This week, the National Union of Journalists is running a campaign called ‘Local News Matters.’ As a journalist, it’s hard not to agree with its principle aim: To remind people of the importance of local journalism.
Their method, however, appears to leave a lot to be desired. The showpiece of their campaign was a Parliamentary launch for a piece of research called ‘Mapping News in Local Democracy’. A large piece of the research appears to update a previous piece of work about how well local councils are covered, which I’ll cover in a later post.
The research has been done by academics so should carry with it a rigour which impresses parliamentarians. Like the dozens of other campaigns which pass through Parliament each week, the NUJ-backed research is designed to get key messages across to MPs and hopefully influence policy. Nothing wrong with that, but it would be good if the messages were based on fact.
Not surprisingly, the issue of perceived clickbait – not defined by the report but the tone suggests they mean ‘stuff other than the stuff we think local journalists should do – is raised. To that end, this stood out to me:
“Finally, the growing anecdotal evidence of clickbait-heavy local journalism, reductions in public-interest journalism such as court and local council reporting, and increasing amounts of non-local reporting (for example the North-East England-based Newsquest title The Northern Echo published 527 articles about, or mentioning, Real Madrid between 1st January 2016 and 8th March 2017,30 and in the same time period published 992 articles mentioning Kim Kardashian31 – that is 2.3 articles per day) means that there are serious grounds for concern about the extent to which digital local news is per- forming the traditional – essential – role in their local communities. Further research is urgently needed to establish the possible effect of these trends.
Could this possibly be true? Could former Northern Echo Peter Barron’s warning shot as he left that there was a risk that regional journalism was being harmed by clickbait coming true at his old paper? Is local reporting being replaced by writers filing about US TV stars from an office in Darlington? Er, well, no.
Intrigued by the claims, I went to the Echo website and searched for Kim Kardashian. There are, indeed, lots of stories about that famous family. But click on any one of them and the byline rather gives the game away. They come from the Press Association.
I don’t know how Newsquest’s systems work, but it’s very common for publishers large and small to take feeds from PA of national and international news and publish them automatically online. It’s not that different from the PA feeds which were available when I worked in Newsquest newsrooms, other than that back then they were there for print, and would be tasted before appearing on a national news page, or a features page if it was more showbizzy.
Such feeds will never rival local news for page views – but they help add to the mix on a website to keep people longer. Is it clickbait? That depends on how you define clickbait. Is it a viable alternative to local news? No. It’s just the online manifestation of the national news mix which has appeared in print for decades.
What about the Real Madrid reference? Is that more of the same?

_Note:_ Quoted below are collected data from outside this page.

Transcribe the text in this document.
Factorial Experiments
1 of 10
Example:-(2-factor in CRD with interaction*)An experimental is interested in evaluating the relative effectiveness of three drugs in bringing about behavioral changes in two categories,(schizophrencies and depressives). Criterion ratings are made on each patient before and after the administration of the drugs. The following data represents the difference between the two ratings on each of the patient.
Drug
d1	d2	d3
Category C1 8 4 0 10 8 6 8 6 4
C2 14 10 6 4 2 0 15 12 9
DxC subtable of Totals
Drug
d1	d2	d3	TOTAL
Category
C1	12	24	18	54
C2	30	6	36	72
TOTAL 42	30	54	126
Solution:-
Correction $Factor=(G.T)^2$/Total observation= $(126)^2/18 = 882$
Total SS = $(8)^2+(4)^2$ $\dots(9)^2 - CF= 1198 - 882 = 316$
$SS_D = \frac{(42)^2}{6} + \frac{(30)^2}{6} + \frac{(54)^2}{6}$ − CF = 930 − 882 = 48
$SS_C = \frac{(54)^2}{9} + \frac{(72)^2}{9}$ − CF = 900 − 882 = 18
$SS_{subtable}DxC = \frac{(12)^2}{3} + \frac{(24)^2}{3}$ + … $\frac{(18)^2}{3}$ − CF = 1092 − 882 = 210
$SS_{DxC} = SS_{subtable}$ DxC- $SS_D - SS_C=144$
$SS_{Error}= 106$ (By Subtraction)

Sort of. Real Madrid do indeed appear in the Echo’s archive, and a lot of it is from PA.
But Real Madrid also appear in a number of locally written stories, often relating to a player who plays locally, and in a fair few cases, referencing the fact that Rafa Benitez, manager of Newcastle United, used to manage there. Based on the researcher’s method of using an archive search to determine the volume of non-local ‘clickbait’ all these stories apparently have no local relevance:
In other words, they are local, they are relevant.
Of course, the MP the NUJ asked to lead the evangelisation of this report in parliament, Helen Goodman, is an MP local to the Northern Echo and will therefore know that this part of the report is a distortion of reality.
I believe as much as anyone that local journalism matters. I believe it’s essential we have grown up debates and discussions about the survival of local journalism into the future. It deserves better than cursory archive searches being used to make sweeping claims about ‘important’ local journalism being sacrificed for ‘clickbait’ when it takes anyone with a passing interest no more than two minutes to prove that isn’t the case.
There’s a fine line for a trade union which prides itself on standing up for journalism between raising concerns about what it sees as the industry’s failings and actually doing the industry down unfairly.
Is it too much to ask that when discussing the future of journalism, we have a debate grounded only in facts? Further research is always welcome, but of a quality which stands up to basic scrutiny.